Either way, the great American marketplace of faith, which for so long saw American Protestantism thrive free from the constraints of the state, is welcoming new customers, with their souls as an added extra. Spiritual converts usually arrive in the evangelical movement seeking personal salvation, but cultural Christians are flooding in thanks to a profound shift in a modern evangelical movement: Trump’s prophets, who are less interested in saving your soul than radically transforming society.

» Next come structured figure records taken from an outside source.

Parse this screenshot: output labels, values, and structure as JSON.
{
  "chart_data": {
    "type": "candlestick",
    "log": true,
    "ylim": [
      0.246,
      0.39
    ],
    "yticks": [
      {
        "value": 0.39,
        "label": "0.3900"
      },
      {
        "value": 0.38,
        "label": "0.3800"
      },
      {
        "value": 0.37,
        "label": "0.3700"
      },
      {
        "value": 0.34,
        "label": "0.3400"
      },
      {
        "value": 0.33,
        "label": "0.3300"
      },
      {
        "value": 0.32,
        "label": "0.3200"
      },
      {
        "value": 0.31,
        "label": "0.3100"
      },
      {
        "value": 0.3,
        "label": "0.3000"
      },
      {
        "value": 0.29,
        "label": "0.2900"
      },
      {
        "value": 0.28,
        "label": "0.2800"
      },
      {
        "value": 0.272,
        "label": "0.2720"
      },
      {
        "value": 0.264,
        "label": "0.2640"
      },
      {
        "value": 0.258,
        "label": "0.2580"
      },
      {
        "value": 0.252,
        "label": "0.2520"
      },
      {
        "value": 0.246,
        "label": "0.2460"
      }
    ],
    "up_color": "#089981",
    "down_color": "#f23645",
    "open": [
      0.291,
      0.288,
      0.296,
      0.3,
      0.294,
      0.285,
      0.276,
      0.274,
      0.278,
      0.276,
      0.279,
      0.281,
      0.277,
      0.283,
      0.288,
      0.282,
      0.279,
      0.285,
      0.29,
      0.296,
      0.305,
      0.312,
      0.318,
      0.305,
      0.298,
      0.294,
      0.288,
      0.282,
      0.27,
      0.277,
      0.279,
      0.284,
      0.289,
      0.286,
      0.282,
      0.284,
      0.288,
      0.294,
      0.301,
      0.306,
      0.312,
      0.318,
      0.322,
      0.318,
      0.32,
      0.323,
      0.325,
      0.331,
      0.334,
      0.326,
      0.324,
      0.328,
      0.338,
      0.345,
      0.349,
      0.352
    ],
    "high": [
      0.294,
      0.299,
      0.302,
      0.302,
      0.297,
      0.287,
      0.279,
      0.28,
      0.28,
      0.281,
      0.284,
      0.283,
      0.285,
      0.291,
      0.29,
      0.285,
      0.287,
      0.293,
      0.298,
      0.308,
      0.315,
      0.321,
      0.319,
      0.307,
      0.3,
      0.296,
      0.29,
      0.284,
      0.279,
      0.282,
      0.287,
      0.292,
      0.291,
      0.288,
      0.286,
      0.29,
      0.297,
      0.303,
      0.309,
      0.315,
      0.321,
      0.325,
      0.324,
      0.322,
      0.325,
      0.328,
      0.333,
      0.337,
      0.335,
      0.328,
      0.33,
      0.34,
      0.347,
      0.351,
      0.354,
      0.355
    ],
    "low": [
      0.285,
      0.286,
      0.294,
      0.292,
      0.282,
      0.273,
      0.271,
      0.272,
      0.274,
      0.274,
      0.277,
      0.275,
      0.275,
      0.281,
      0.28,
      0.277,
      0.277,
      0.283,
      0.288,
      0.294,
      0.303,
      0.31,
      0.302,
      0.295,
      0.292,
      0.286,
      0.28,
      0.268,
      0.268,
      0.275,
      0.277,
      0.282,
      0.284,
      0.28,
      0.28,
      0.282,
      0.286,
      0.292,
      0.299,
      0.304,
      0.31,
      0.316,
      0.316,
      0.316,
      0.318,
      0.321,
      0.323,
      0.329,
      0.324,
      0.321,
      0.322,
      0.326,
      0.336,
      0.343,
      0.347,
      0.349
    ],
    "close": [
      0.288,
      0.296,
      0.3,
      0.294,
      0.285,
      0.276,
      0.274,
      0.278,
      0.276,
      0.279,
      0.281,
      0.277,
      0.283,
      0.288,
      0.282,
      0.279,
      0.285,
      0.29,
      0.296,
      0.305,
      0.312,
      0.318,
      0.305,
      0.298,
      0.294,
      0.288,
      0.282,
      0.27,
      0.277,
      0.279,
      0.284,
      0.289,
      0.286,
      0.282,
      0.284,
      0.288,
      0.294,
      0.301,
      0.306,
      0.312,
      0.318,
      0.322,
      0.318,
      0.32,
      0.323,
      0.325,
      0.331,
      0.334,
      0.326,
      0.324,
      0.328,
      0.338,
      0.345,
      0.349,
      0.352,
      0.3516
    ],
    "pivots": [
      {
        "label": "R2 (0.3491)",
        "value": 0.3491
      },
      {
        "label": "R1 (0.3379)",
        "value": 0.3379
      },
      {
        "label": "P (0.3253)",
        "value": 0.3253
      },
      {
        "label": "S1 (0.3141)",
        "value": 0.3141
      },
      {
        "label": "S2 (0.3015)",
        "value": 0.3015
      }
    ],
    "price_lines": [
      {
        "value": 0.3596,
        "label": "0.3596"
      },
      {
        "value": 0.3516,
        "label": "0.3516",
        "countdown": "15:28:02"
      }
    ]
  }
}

Cultural Christians are joining spiritual Christians in feeling besieged by the liberal culture around them—from everyman Hollywood hero Robert De Niro yelling, “Fuck Trump” at a 2018 awards ceremony to evolving ideas about diversity and inclusion—a culture that is strongly backed by our corporate overlords. Suffering and sin become less important than finding a sense of order in a changing world and the ideas of a real and imagined past that underpin them.

After all, if there’s one lesson from two millennia of Christianity, it’s that true believers have been called to reject the prevailing secular culture when it does not conform to their hearts. It instructs us, instead, to heed the lessons of the good book. For cultural Christians, which book that is is another question.